Wednesday, December 11, 2013

Take Nothing

Jesus tells us not to take a bag. When He sends us on our mission, as He's called us, he says not to take anything with us. Most of us read this as an invitation to trust, that we should rely on God to provide for our journey when He's called us to take those steps.

I think it's deeper than that. Jesus tells us not to take anything we have to our name so that wherever we go, it is His name we depend on.

I say this as a woman who's been pretty good at taking my name with me, thinking that whatever new place I go into, I'm going to have to set my own story up before I can tell another one. I'm going to have to arrange the figures of my life to make me comfortable here. I try to make a new place look like me before I even take a second to figure out what it looks like already.

Jesus didn't take anything with Him. He didn't take that time His mother was disappointed in Him, that day she was terrified at not being able to find Him. He didn't take the rejection of the rich young ruler or the praise of the man who's been put in His right mind. He didn't take the questions of the Pharisees or the hatred of the guards. He never says another word about betrayal when Judas is out of sight.

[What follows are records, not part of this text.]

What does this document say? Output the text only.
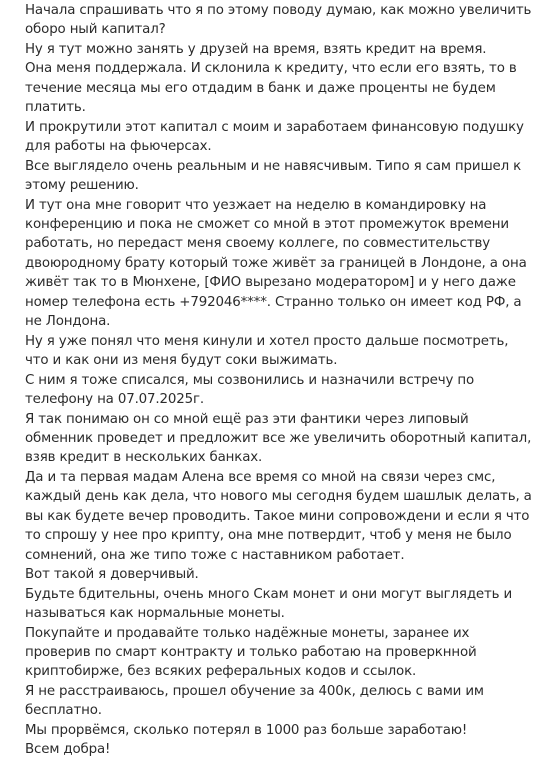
Начала спрашивать что я по этому поводу думаю, как можно увеличить оборо ный капитал?

Ну я тут можно занять у друзей на время, взять кредит на время.

Она меня поддержала. И склонила к кредиту, что если его взять, то в течение месяца мы его отдадим в банк и даже проценты не будем платить.

И прокрутили этот капитал с моим и заработаем финансовую подушку для работы на фьючерсах.

Все выглядело очень реальным и не навясчивым. Типо я сам пришел к этому решению.

И тут она мне говорит что уезжает на неделю в командировку на конференцию и пока не сможет со мной в этот промежуток времени работать, но передаст меня своему коллеге, по совместительству двоюродному брату который тоже живёт за границей в Лондоне, а она живёт так то в Мюнхене, [ФИО вырезано модератором] и у него даже номер телефона есть +792046****. Странно только он имеет код РФ, а не Лондона.

Ну я уже понял что меня кинули и хотел просто дальше посмотреть, что и как они из меня будут соки выжимать.

С ним я тоже списался, мы созвонились и назначили встречу по телефону на 07.07.2025г.

Я так понимаю он со мной ещё раз эти фантики через липовый обменник проведет и предложит все же увеличить оборотный капитал, взяв кредит в нескольких банках.

Да и та первая мадам Алена все время со мной на связи через смс, каждый день как дела, что нового мы сегодня будем шашлык делать, а вы как будете вечер проводить. Такое мини сопровождени и если я что то спрошу у нее про крипту, она мне потвердит, чтоб у меня не было сомнений, она же типо тоже с наставником работает.

Вот такой я доверчивый.

Будьте бдительны, очень много Скам монет и они могут выглядеть и называться как нормальные монеты.

Покупайте и продавайте только надёжные монеты, заранее их проверив по смарт контракту и только работаю на проверкнной криптобирже, без всяких реферальных кодов и ссылок.

Я не расстраиваюсь, прошел обучение за 400к, делюсь с вами им бесплатно.

Мы прорвёмся, сколько потерял в 1000 раз больше заработаю!

Всем добра!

Yet I take every disappointment. I take every fear. I carry every rejection and every praise in my bag, and when I walk into a new place, I have to figure out what to do with all of that. I have to figure out if my old story is compatible with my new story, if I can somehow weave these things together. I talked about this sort of thing a couple of weeks ago when I talked about the way Jesus called His disciples. When He asked them to follow Him, they laid everything down and went, which means when it was time to move, they didn't have to drag their old lives with them.

When He sends us out, it's the same thing - don't take your stuff with you. You don't need it. Whatever you need in your new journey is not coming out of your old journey; it's coming out of your commissioning. It's coming out of your call. It's coming out of the very word I've spoken to you, that very word "go." It's not, as we so often believe, that He's asking us to trust His provision for us, although certainly that is a part of the faith journey.

Rather, He's saying that it does us no good to be weighted down by our own things with this bigger thing at hand. He doesn't want us walking into a new town with an old life. He doesn't want us carrying His name in the same tarnished can in which we carry ours; we shouldn't have to overcome our reputation to make His known. Imagine how Matthew would have been received had He journeyed a few towns over with his tax collector's box. You think people would have looked at him oddly? Or what if the brothers ventured over in their finest fishing clothes? There's no authority in that. That's just a fisherman.

When you carry your stuff with you, it changes the way that people see you. It changes how they perceive you. You walk in, set down your bag, and say, "Here I am in my fullest glory, my dirty socks, and my fraying sandals. Here I am a vagrant in search of a bed for the night, a cup of water to drink, and perhaps a bite of bread. Here I am, and I am who I am, and if you'll have me, I have some good news for you. If you can get past the bad news of all I've ever been."

But when you go without anything, when you refuse to take your story, then you don't come in the fullness of you any more. You come in the fullness of God. You introduce yourself not as James or John or Matthew or Aidan; you introduce yourself as a missionary of the One, Jesus, whom the people have heard so much about and on His name, you notch out a new place. On His name, you find a bed for the night, a cup of water, and perhaps a bite of bread. On His name, they may have you and you share the good news of His name.